Om in den brede te antwoorden, over vitale systemen wordt niet gerapporteerd. Via de commissie geheim kan te allen tijde nader over informatiebeveiliging van gedachten gewisseld worden. Maar ik verwijs ook naar de rapportage van komende september van Vitaal.

D66 vraagt het kabinet om volgend jaar in het jaarverslag in het bijzonder aandacht te besteden aan de reïntegratiemiddelen.

De verantwoordelijkheid voor de reintegratiemiddelen ligt bij het ministerie van Sociale Zaken en Werkgelegenheid. Wij zullen in overleg met SZW treden over de werking van de Wet Werk en Bijstand t.a.v. de effecten van reintegratie bij etnische minderheden. Naar aanleiding hiervan zullen nadere acties worden bepaald.

SGP-fractie

Aandacht voor «majeure» ethische thema's, zoals toegezegd en voorbereid in 2004.

In het verantwoordingsdebat op 19 mei jl. heeft de SGP aandacht gevraagd voor de gezinsdrama's die zich voordoen, en met name dat er alles aan gedaan moet worden om deze zo snel mogelijk te signaleren. Op het terrein van het jeugdbeleid wordt er echter nog veel langs elkaar heen gewerkt.

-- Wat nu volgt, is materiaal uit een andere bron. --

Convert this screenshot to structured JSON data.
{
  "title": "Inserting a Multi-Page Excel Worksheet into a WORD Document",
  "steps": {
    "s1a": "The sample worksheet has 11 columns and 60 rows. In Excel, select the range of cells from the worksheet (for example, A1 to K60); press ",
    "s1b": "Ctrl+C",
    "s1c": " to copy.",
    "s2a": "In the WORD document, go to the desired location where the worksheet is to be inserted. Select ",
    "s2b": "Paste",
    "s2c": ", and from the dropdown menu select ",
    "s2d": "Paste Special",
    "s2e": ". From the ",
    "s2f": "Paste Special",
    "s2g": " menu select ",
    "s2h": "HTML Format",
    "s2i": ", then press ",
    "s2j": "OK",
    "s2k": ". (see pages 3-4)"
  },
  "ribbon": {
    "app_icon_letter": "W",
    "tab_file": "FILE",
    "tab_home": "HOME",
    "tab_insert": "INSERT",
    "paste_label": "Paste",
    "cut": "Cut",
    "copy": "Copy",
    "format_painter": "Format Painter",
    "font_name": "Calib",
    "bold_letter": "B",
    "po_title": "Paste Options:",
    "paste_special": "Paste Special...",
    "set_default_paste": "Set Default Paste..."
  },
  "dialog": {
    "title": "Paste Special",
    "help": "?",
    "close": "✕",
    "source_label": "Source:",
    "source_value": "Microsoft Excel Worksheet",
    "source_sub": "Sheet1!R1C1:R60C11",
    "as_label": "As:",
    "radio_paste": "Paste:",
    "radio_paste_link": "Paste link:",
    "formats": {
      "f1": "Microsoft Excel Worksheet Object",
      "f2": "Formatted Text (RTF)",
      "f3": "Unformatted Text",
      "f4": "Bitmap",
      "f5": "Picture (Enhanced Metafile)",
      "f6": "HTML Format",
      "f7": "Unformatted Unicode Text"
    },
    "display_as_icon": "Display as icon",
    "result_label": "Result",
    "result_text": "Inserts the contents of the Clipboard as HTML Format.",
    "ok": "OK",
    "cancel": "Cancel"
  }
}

Het kabinet deelt deze zorgen. Met de Wet op de jeugdzorg zijn de voorwaarden geschapen voor een netwerk van op elkaar aansluitende jeugdzorgvoorzieningen. De implementatie van de nieuwe maatregelen is in volle gang; met als belangrijke aandachtspunten de verkorting van doorlooptijden en de verbetering van de onderlinge samenwerking.


XNoot
1

TK 2004–2005, 28 684, nr. 51.

XNoot
2

De bron voor deze gegevens is de PolitieMonitor Bevolking (PMB), meting 2005. Het jaarverslag meldt op basis van de PMB, meting 2004 nog een daling van het onveiligheidsgevoel met 4 procentpunt.